Beating a dead horse. (Which, if you look at an Alaska map, is just north of Coldfoot)

Deadhorse, that is. My T&E comments are what I am beating to death.

Had a chance to play Tigris and Euphrates a couple times in the last couple weeks. It never ceases to amaze me just how good that game is. It is still my favorite game, bar none.

I can see how people can claim that the game is random, because of the random tile draw. However, I maintain that people who make that claim are myopic. I would surmise that most people making the claim place their tiles in one area of the board in order to build up a kingdom that they think of as their own.

Tiles (and leaders for that matter) can be placed anywhere. Didn't draw that red tile? Force an internal conflict that you can win. You get one red point for that. Didn't draw that blue tile you need to get blue points? Reposition your blue leader to a new area with several blue tiles, place a connecting tile to force an external conflict that you can win, and reap blue points.

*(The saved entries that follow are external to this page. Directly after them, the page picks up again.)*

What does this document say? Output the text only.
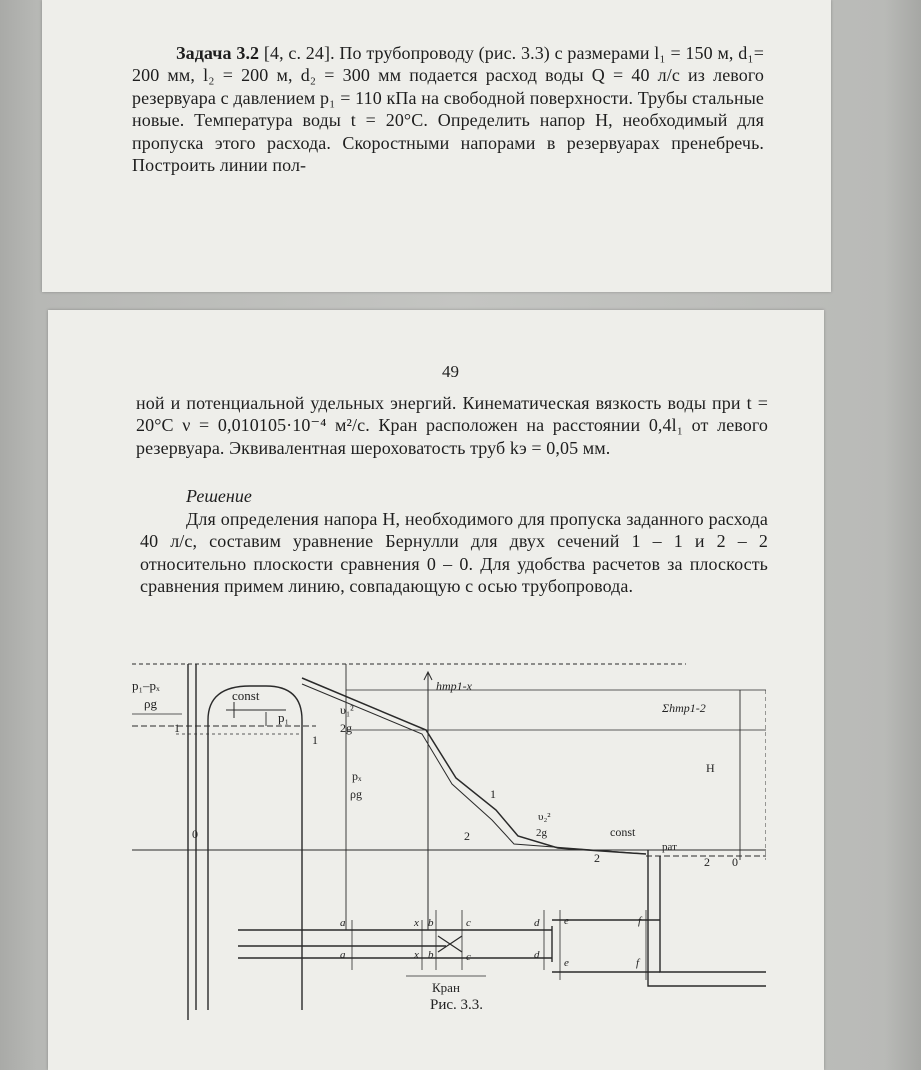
Задача 3.2 [4, с. 24]. По трубопроводу (рис. 3.3) с размерами l₁ = 150 м, d₁= 200 мм, l₂ = 200 м, d₂ = 300 мм подается расход воды Q = 40 л/с из левого резервуара с давлением p₁ = 110 кПа на свободной поверхности. Трубы стальные новые. Температура воды t = 20°С. Определить напор H, необходимый для пропуска этого расхода. Скоростными напорами в резервуарах пренебречь. Построить линии пол-
49
ной и потенциальной удельных энергий. Кинематическая вязкость воды при t = 20°С ν = 0,010105·10⁻⁴ м²/с. Кран расположен на расстоянии 0,4l₁ от левого резервуара. Эквивалентная шероховатость труб kэ = 0,05 мм.
Решение
Для определения напора H, необходимого для пропуска заданного расхода 40 л/с, составим уравнение Бернулли для двух сечений 1 – 1 и 2 – 2 относительно плоскости сравнения 0 – 0. Для удобства расчетов за плоскость сравнения примем линию, совпадающую с осью трубопровода.
p₁–pₓ
ρg
const
p₁
1
1
hтр1-x
υ₁²
2g
pₓ
ρg	1
2
0
υ₂²
2g	const
pат
Σhтр1-2
H
2	2 0
a	x b	c	d e	f
a	x b	c	d
e	f
Кран
Рис. 3.3.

What a brilliant game. It is not uncommon for me to have 2 or 3 leaders off the board for most of the game. I frequently get kicked back out of territory that I exploited for a turn or two. I, like most people, try to build a stronghold at the beginning, but am usually plagued by a lack of red tiles. I adjust my strategy accordingly and frequently win or come in second by a small margin. If I do manage to build a stronghold I don't hesitate to move leaders to gain a small advantage for a turn or two.

Granted, building a stronghold is a good means of not losing any wars. Other players will avoid you, and you will be in no wars to gain victory points. As soon as you build a monument you are opening yourself up to be defeated in external conflict in the color you just turned over.

What a good game.

Good gaming

You said: "Didn't draw that red tile? Force an internal conflict that you can win. You get one red point for that."

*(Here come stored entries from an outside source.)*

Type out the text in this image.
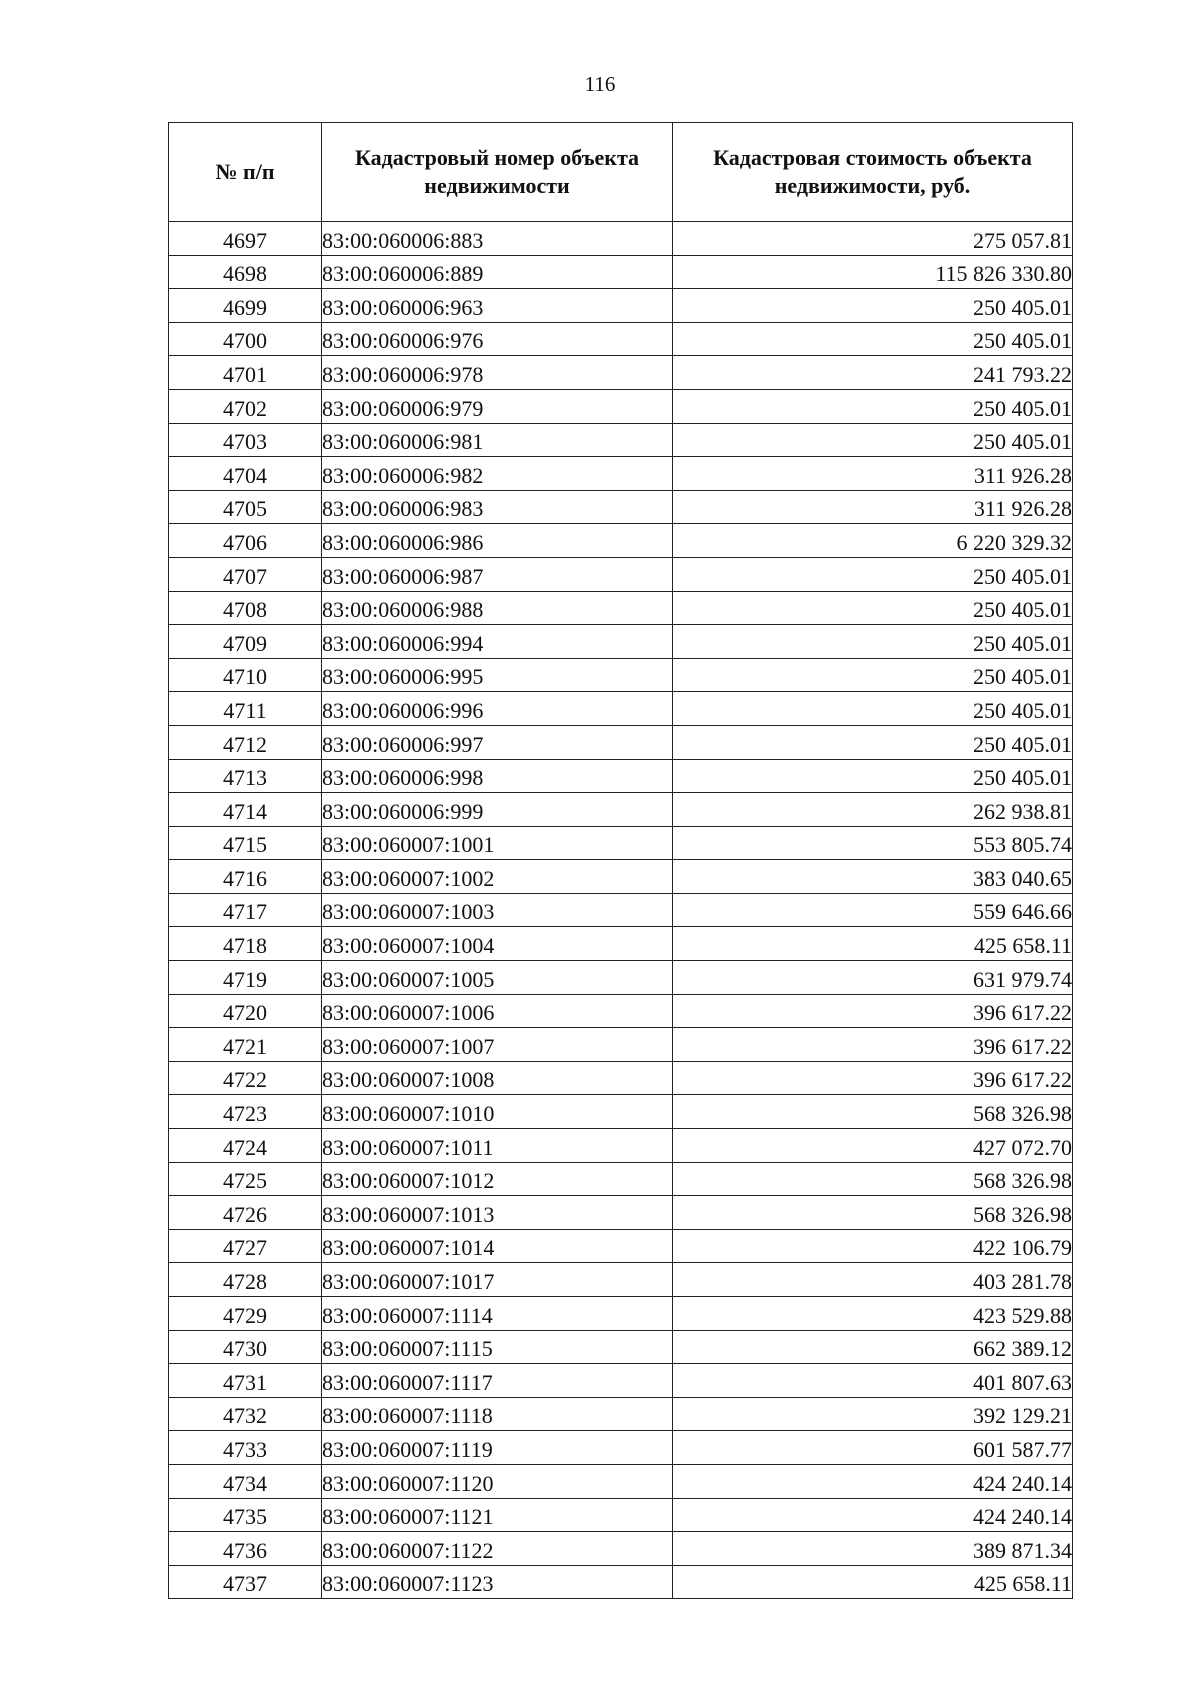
116
№ п/п	Кадастровый номер объекта недвижимости	Кадастровая стоимость объекта недвижимости, руб.
4697	83:00:060006:883	275 057.81
4698	83:00:060006:889	115 826 330.80
4699	83:00:060006:963	250 405.01
4700	83:00:060006:976	250 405.01
4701	83:00:060006:978	241 793.22
4702	83:00:060006:979	250 405.01
4703	83:00:060006:981	250 405.01
4704	83:00:060006:982	311 926.28
4705	83:00:060006:983	311 926.28
4706	83:00:060006:986	6 220 329.32
4707	83:00:060006:987	250 405.01
4708	83:00:060006:988	250 405.01
4709	83:00:060006:994	250 405.01
4710	83:00:060006:995	250 405.01
4711	83:00:060006:996	250 405.01
4712	83:00:060006:997	250 405.01
4713	83:00:060006:998	250 405.01
4714	83:00:060006:999	262 938.81
4715	83:00:060007:1001	553 805.74
4716	83:00:060007:1002	383 040.65
4717	83:00:060007:1003	559 646.66
4718	83:00:060007:1004	425 658.11
4719	83:00:060007:1005	631 979.74
4720	83:00:060007:1006	396 617.22
4721	83:00:060007:1007	396 617.22
4722	83:00:060007:1008	396 617.22
4723	83:00:060007:1010	568 326.98
4724	83:00:060007:1011	427 072.70
4725	83:00:060007:1012	568 326.98
4726	83:00:060007:1013	568 326.98
4727	83:00:060007:1014	422 106.79
4728	83:00:060007:1017	403 281.78
4729	83:00:060007:1114	423 529.88
4730	83:00:060007:1115	662 389.12
4731	83:00:060007:1117	401 807.63
4732	83:00:060007:1118	392 129.21
4733	83:00:060007:1119	601 587.77
4734	83:00:060007:1120	424 240.14
4735	83:00:060007:1121	424 240.14
4736	83:00:060007:1122	389 871.34
4737	83:00:060007:1123	425 658.11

How do you win an internal conflict if you don't have red tiles? Unless your opponents have set you up for an easy win, you can't.

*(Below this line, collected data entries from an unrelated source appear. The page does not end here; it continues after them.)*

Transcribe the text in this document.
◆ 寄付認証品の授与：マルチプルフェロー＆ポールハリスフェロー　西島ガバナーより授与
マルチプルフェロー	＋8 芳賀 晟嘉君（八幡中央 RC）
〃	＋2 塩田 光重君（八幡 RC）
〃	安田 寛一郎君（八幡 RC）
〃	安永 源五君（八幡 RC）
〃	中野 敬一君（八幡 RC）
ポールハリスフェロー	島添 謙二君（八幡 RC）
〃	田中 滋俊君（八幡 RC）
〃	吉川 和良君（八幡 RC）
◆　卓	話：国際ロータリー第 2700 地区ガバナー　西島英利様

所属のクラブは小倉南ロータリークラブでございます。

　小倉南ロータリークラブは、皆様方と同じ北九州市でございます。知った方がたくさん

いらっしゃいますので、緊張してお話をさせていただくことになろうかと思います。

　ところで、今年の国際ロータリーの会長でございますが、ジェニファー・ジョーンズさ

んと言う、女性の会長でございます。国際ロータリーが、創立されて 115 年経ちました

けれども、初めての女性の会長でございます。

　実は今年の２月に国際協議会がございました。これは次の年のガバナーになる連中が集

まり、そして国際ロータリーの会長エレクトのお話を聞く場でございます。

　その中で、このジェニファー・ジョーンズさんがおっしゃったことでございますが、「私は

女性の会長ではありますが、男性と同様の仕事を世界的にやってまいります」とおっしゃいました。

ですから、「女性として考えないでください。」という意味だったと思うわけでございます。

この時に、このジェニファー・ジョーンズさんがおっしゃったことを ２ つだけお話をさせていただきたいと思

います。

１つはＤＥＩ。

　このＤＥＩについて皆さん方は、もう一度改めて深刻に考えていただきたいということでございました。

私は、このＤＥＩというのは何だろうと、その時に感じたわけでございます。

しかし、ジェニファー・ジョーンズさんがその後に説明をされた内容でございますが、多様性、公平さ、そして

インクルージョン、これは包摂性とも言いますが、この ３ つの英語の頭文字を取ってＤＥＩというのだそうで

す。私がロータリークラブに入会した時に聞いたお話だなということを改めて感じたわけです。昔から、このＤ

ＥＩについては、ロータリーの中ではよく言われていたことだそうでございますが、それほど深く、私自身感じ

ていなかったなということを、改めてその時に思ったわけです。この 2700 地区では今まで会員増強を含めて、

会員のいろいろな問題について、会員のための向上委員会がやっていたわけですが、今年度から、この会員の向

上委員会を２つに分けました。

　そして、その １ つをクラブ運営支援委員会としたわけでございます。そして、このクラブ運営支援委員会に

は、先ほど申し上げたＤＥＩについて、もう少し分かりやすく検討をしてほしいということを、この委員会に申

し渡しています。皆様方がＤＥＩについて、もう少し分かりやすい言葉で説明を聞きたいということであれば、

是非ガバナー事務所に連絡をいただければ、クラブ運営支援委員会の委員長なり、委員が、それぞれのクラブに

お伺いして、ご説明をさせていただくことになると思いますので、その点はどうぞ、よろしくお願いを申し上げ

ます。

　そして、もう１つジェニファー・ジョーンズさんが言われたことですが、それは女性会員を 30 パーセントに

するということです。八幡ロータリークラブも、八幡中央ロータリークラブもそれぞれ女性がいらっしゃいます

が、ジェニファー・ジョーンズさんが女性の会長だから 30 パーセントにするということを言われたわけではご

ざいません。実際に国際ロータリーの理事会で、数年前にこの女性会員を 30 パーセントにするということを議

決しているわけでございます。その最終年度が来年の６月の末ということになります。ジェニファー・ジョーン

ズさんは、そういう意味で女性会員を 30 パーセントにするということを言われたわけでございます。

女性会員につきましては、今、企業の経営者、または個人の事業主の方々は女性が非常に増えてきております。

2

This aside, your post gives a nice general idea of how to mitigate BAD luck in T&E. But that's only half the story. There's no effective way to combat other player's GOOD luck in the tile draw. I've seen far too many games won because a player luckily drew 4 green tiles just before being engaged in a green war (for example). The huge swing of points this can cause can easily determine victory in the game.

I still really like the game but I do not think it rewards skill as highly as some believe.
Good point. I understand what you are saying, and yes, I did simplify my example somewhat.

However, the person who draws an inordinate number of tiles of a certain color is not necessarily lucky. By doing so he drew a decreased number of tiles in other color(s). Even though he can run up the score in a certain color it doesn't matter. It is his lowest scoring color that is the final score.

There is at least a 75% chance that the guy who drew the green tiles at the end of the game(in your example) needed to draw tiles of another color to boost his final score.

The game further favors the skilled player in yet another way. There are times when you can give up huge amounts of points in a color that your opponent has plenty of in order to score a point or two in a color you need. It takes a skilled player to recognize and take advantage of those opportunities.

Yes, there is some luck in the game, but managing the luck you have is half the fun. Figuring out how to take all those blue tiles and score red points with them leaves you with a sense of accomplishment at the end of the game.